Friday, 1 July 2011

Review; Earth II

Earth II (1971)

Some productions never have a chance.  Producer William Read Woodfield was certain that the success of 2001: a Space Odyssey  could be transferred to television, so he pitched to MGM the idea of a series set on the space station from the Kubrick feature with visions of reusing all those expensive props and models to give it a real 21st century feel.  He managed to sell the studio on it, but when MGM asked for the models and other materials from 2001 for the series only to learn that Kubrick had ordered everything destroyed to prevent just such a thing, Woodfield had to start from scratch and the result was the 1971 pilot movie Earth II.

It's the very near future and the United States launches an Apollo spacecraft, but this isn't meant to be another moonshot.  Its mission is to set up an orbital space station that will be a new sovereign nation called Earth II.  We jump forward several years and Earth II is now a rotating complex supporting some 1900 citizens.  Following the newly arrived Krager family, we learn that Earth II is a self sufficent, hi-tech space colony that even raises its own cattle.  And that it's also a smug California liberal place dedicated to international niceness that is so pacifistic that they've even outlawed toy guns.  Oddly, we later see that children may not be allowed Tom Mix revolvers, but they can play with plastic P-38s, so there's a bit of inconsistency there. 

This last bit is something of a sticking point because Earth II is not only completely unarmed, but the Red Chinese have parked a satellite loaded with H-bombs on their doorstep.  David Seville (Gary Lockwood) the leader of the colony is so devoted to his Ghandiesque principles that he's happy to do nothing while newcomer Frank Krager (Tony Franciosa) is all for disarming the thing and confiscating it.  So, the conflict is set up and the question is who will win the argument about what to do and what happens afterwards.

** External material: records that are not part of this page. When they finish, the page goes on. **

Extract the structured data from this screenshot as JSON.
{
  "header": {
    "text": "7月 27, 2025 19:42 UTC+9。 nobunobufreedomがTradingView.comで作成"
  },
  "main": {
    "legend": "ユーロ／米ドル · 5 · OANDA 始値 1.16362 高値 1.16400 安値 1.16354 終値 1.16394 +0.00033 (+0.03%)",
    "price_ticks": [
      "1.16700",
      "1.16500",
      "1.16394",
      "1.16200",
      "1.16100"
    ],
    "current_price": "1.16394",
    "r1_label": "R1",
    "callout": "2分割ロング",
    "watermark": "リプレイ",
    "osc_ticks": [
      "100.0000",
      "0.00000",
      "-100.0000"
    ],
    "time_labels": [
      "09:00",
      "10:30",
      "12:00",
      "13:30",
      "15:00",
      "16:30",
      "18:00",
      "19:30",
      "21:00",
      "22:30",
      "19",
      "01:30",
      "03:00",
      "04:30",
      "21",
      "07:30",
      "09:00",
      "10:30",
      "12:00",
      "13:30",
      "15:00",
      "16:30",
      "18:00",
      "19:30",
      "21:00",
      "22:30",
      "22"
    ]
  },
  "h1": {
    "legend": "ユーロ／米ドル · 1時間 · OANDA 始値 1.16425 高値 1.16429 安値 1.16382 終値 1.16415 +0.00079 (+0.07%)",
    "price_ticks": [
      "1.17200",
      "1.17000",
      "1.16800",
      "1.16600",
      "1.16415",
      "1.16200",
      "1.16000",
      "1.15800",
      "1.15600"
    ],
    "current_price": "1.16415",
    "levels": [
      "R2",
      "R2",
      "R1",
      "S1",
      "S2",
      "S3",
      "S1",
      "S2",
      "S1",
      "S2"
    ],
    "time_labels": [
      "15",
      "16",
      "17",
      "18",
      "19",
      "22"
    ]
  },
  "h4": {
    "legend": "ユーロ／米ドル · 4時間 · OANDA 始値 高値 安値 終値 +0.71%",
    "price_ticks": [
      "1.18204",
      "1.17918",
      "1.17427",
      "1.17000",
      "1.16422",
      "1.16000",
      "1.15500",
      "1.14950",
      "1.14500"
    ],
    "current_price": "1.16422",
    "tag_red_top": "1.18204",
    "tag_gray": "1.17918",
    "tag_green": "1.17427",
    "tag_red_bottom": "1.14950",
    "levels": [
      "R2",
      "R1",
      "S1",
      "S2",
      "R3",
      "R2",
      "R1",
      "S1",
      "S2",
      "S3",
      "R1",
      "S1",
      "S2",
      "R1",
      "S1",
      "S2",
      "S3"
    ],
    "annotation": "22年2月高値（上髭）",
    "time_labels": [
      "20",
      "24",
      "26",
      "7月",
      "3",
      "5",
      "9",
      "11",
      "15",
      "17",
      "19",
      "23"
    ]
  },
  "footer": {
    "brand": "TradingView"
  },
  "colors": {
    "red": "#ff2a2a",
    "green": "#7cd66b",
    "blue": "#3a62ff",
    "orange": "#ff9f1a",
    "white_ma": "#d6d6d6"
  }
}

Earth II  is a beautiful film to look at and the model work is very impressive for a television budget, though the director should have avoided so many close shots of the station that revealed its lack of detail.  It also doesn't hurt that Lalo Schifrin's score gives the right air of importance to the film that hides its television origins.  Unfortunately, where Earth II falls down is with a script that doesn't live up to either the visuals or the quality of the actors.  The story is lacklustre with much of the action taking place around meeting tables and in lounges that could be in any insurance office of the 1970s for all we care.  The plot often grinds to a needless, talky halt as the much too large cast goes through it's paces.  This is a film that should speed up as the plot progresses or build mounting tension as the clock runs out. Instead, it strolls from point to point as if there wasn't any real hurry.

This lack of priorities is due largely to the script's wearing its left-wing desires firmly on its sleeve.  The attitude aboard Earth II is  strictly that strain of American '70s liberalism marked by a sanitised counterculture that leaves the characters forever going on about "peace" as if it was some strange abstraction hanging about waiting to be caught like a brass ring.  It sometimes gets so bad that Lisa Krager (Mariette Hartley)  gives a speech about her family moving to Earth II to experience the "peace" that they lacked back home that is so impassioned  that one wonders if the very American Kragers had just moved from Angola.  However, the writers are experienced enough not to make those who oppose the Earth II ethos into straw men and Tony Franciosa seems to be the only one in the cast who is enjoying himself as he plays devil's advocate.  He sometimes makes star Gary Lockwood look like the supporting player, which isn't hard because Lockwood later revealed that he hated the production.

Needless to say, Earth II never made it into production as a series.  If nothing else, the effects and set budgets must have been staggering and the format with its emphasis on hard science fiction and political musing wouldn't have had many legs to it as the BBC's Moonbase 3 demonstrated two years later.  Still, it's fun to look at and so long as it isn't taken as seriously as the producers hoped it would be, it's a fun 100 minutes.